Fifa adota preços dinâmicos, vê críticas de torcedores e transforma Copa do Mundo de 2026 nos EUA na mais cara da história
A Federação Internacional de Futebol (Fifa) transformou a Copa do Mundo de 2026 na edição mais cara da história para os torcedores. Com jogos sediados nos Estados Unidos, México e Canadá, o torneio terá ingressos que variam entre US$ 100 e US$ 6.370 — cerca de R$ 541 a R$ 34,5 mil na cotação atual.
A principal mudança promovida pela entidade foi a adoção em larga escala do sistema de “preço dinâmico”, mecanismo já utilizado por companhias aéreas, plataformas de shows e ligas esportivas norte-americanas.

Preços variam
- Na prática, os valores sobem ou caem conforme a procura pelos bilhetes em tempo real.

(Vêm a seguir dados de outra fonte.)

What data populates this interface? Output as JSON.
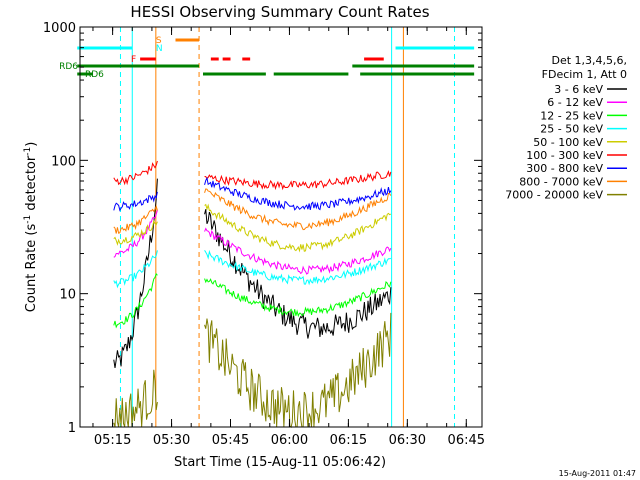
{
  "chart_data": {
    "type": "line",
    "title": "HESSI Observing Summary Count Rates",
    "xlabel": "Start Time (15-Aug-11 05:06:42)",
    "ylabel_main": "Count Rate (s",
    "ylabel_sup1": "-1",
    "ylabel_mid": " detector",
    "ylabel_sup2": "-1",
    "ylabel_end": ")",
    "y_scale": "log",
    "ylim": [
      1,
      1000
    ],
    "x_range_minutes": [
      "05:06:42",
      "06:49:00"
    ],
    "x_ticks": [
      "05:15",
      "05:30",
      "05:45",
      "06:00",
      "06:15",
      "06:30",
      "06:45"
    ],
    "y_ticks": [
      "1",
      "10",
      "100",
      "1000"
    ],
    "timestamp": "15-Aug-2011 01:47",
    "legend_header": [
      "Det 1,3,4,5,6,",
      "FDecim 1, Att 0"
    ],
    "legend": [
      {
        "label": "3 - 6 keV",
        "color": "#000000"
      },
      {
        "label": "6 - 12 keV",
        "color": "#ff00ff"
      },
      {
        "label": "12 - 25 keV",
        "color": "#00ff00"
      },
      {
        "label": "25 - 50 keV",
        "color": "#00ffff"
      },
      {
        "label": "50 - 100 keV",
        "color": "#cccc00"
      },
      {
        "label": "100 - 300 keV",
        "color": "#ff0000"
      },
      {
        "label": "300 - 800 keV",
        "color": "#0000ff"
      },
      {
        "label": "800 - 7000 keV",
        "color": "#ff8000"
      },
      {
        "label": "7000 - 20000 keV",
        "color": "#808000"
      }
    ],
    "flag_labels": {
      "saa": "S",
      "night": "N",
      "flare": "F",
      "rd6_a": "RD6",
      "rd6_b": "RD6"
    },
    "flag_colors": {
      "saa": "#ff8000",
      "night": "#00ffff",
      "flare": "#ff0000",
      "rd6": "#008000"
    },
    "flag_bars": {
      "night": [
        [
          "05:06",
          "05:20"
        ],
        [
          "06:27",
          "06:47"
        ]
      ],
      "saa": [
        [
          "05:31",
          "05:37"
        ]
      ],
      "flare": [
        [
          "05:22",
          "05:26"
        ],
        [
          "05:40",
          "05:42"
        ],
        [
          "05:43",
          "05:45"
        ],
        [
          "05:48",
          "05:50"
        ],
        [
          "06:19",
          "06:24"
        ]
      ],
      "rd6_a": [
        [
          "05:06",
          "05:37"
        ],
        [
          "06:16",
          "06:47"
        ]
      ],
      "rd6_b": [
        [
          "05:06",
          "05:10"
        ],
        [
          "05:38",
          "05:54"
        ],
        [
          "05:56",
          "06:15"
        ],
        [
          "06:18",
          "06:47"
        ]
      ]
    },
    "vlines_solid": [
      {
        "time": "05:20",
        "color": "#00ffff"
      },
      {
        "time": "05:26",
        "color": "#ff8000"
      },
      {
        "time": "06:26",
        "color": "#00ffff"
      },
      {
        "time": "06:29",
        "color": "#ff8000"
      }
    ],
    "vlines_dashed": [
      {
        "time": "05:17",
        "color": "#00ffff"
      },
      {
        "time": "05:37",
        "color": "#ff8000"
      },
      {
        "time": "06:42",
        "color": "#00ffff"
      }
    ],
    "series": [
      {
        "name": "3 - 6 keV",
        "color": "#000000",
        "segments": [
          {
            "t0": 5.255,
            "t1": 5.44,
            "start": 3,
            "end": 60,
            "shape": "rise"
          },
          {
            "t0": 5.64,
            "t1": 6.43,
            "start": 40,
            "end": 10,
            "shape": "valley",
            "min": 3
          }
        ]
      },
      {
        "name": "6 - 12 keV",
        "color": "#ff00ff",
        "segments": [
          {
            "t0": 5.255,
            "t1": 5.44,
            "start": 20,
            "end": 40,
            "shape": "rise"
          },
          {
            "t0": 5.64,
            "t1": 6.43,
            "start": 30,
            "end": 22,
            "shape": "valley",
            "min": 13
          }
        ]
      },
      {
        "name": "12 - 25 keV",
        "color": "#00ff00",
        "segments": [
          {
            "t0": 5.255,
            "t1": 5.44,
            "start": 6,
            "end": 14,
            "shape": "rise"
          },
          {
            "t0": 5.64,
            "t1": 6.43,
            "start": 13,
            "end": 12,
            "shape": "valley",
            "min": 7
          }
        ]
      },
      {
        "name": "25 - 50 keV",
        "color": "#00ffff",
        "segments": [
          {
            "t0": 5.255,
            "t1": 5.44,
            "start": 12,
            "end": 20,
            "shape": "rise"
          },
          {
            "t0": 5.64,
            "t1": 6.43,
            "start": 20,
            "end": 18,
            "shape": "valley",
            "min": 12
          }
        ]
      },
      {
        "name": "50 - 100 keV",
        "color": "#cccc00",
        "segments": [
          {
            "t0": 5.255,
            "t1": 5.44,
            "start": 25,
            "end": 35,
            "shape": "rise"
          },
          {
            "t0": 5.64,
            "t1": 6.43,
            "start": 45,
            "end": 40,
            "shape": "valley",
            "min": 21
          }
        ]
      },
      {
        "name": "100 - 300 keV",
        "color": "#ff0000",
        "segments": [
          {
            "t0": 5.255,
            "t1": 5.44,
            "start": 70,
            "end": 95,
            "shape": "rise"
          },
          {
            "t0": 5.64,
            "t1": 6.43,
            "start": 75,
            "end": 80,
            "shape": "valley",
            "min": 63
          }
        ]
      },
      {
        "name": "300 - 800 keV",
        "color": "#0000ff",
        "segments": [
          {
            "t0": 5.255,
            "t1": 5.44,
            "start": 45,
            "end": 55,
            "shape": "rise"
          },
          {
            "t0": 5.64,
            "t1": 6.43,
            "start": 70,
            "end": 60,
            "shape": "valley",
            "min": 42
          }
        ]
      },
      {
        "name": "800 - 7000 keV",
        "color": "#ff8000",
        "segments": [
          {
            "t0": 5.255,
            "t1": 5.44,
            "start": 30,
            "end": 45,
            "shape": "rise"
          },
          {
            "t0": 5.64,
            "t1": 6.43,
            "start": 60,
            "end": 55,
            "shape": "valley",
            "min": 31
          }
        ]
      },
      {
        "name": "7000 - 20000 keV",
        "color": "#808000",
        "segments": [
          {
            "t0": 5.255,
            "t1": 5.44,
            "start": 1.2,
            "end": 2,
            "shape": "rise"
          },
          {
            "t0": 5.64,
            "t1": 6.43,
            "start": 5,
            "end": 5,
            "shape": "valley",
            "min": 1.3
          }
        ]
      }
    ]
  }
}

- Os preços variam de acordo com o setor dos estádios e a fase da competição.
- Com isso, os jogos da fase de grupos aparecem como os mais acessíveis, enquanto a final concentra os maiores valores.

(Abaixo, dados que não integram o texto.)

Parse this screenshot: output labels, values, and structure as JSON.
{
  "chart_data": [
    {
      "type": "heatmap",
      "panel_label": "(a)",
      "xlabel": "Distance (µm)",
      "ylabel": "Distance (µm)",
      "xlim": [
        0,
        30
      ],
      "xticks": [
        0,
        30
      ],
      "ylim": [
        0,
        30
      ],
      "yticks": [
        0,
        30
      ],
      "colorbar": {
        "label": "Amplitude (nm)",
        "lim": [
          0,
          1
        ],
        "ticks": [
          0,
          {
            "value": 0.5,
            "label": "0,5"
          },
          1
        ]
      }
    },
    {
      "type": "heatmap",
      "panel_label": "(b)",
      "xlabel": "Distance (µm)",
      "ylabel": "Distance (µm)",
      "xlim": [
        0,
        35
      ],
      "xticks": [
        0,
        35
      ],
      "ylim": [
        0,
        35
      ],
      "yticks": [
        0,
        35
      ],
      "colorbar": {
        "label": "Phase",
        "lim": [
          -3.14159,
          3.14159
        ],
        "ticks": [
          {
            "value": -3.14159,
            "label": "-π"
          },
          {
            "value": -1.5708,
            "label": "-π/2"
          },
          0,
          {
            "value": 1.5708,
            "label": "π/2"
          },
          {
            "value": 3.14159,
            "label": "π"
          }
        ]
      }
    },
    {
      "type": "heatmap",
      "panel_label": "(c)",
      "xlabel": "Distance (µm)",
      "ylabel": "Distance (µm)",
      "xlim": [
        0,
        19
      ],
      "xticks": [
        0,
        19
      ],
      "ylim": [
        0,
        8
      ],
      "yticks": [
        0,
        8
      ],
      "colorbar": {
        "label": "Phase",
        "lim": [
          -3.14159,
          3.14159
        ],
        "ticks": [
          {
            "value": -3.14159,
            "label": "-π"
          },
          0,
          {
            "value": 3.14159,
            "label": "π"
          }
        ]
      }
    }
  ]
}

- Para assistir à decisão do torneio, o ingresso mais barato parte da faixa de R$ 21 mil.
- Já os bilhetes premium superam R$ 160 mil.

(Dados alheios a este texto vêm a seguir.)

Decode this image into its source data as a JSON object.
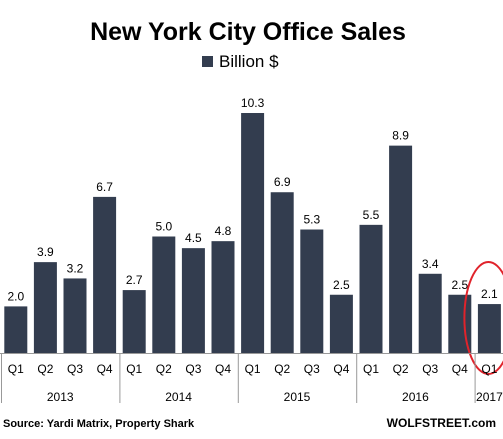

- Um torcedor que deseje acompanhar sua seleção desde a fase inicial até a final pode gastar cerca de R$ 19,7 mil apenas na categoria mais econômica.
- Nos setores mais caros, o custo ultrapassa R$ 70 mil.
- A expectativa da Fifa é arrecadar aproximadamente US$ 3 bilhões apenas com bilheteria, número considerado recorde na história das Copas do Mundo.
Reação
A nova política comercial da entidade, no entanto, provocou forte reação entre torcedores e grupos organizados. O aumento nos preços chega a superar 1000% em comparação com a Copa do Mundo de 2022, disputada no Catar.
O grupo europeu Football Supporters Europe (FSE), que representa torcedores do continente, pediu oficialmente que a Fifa suspenda a venda dos ingressos. Segundo a organização, os valores cobrados são “extorsivos” e podem excluir fãs tradicionais do principal torneio do futebol mundial.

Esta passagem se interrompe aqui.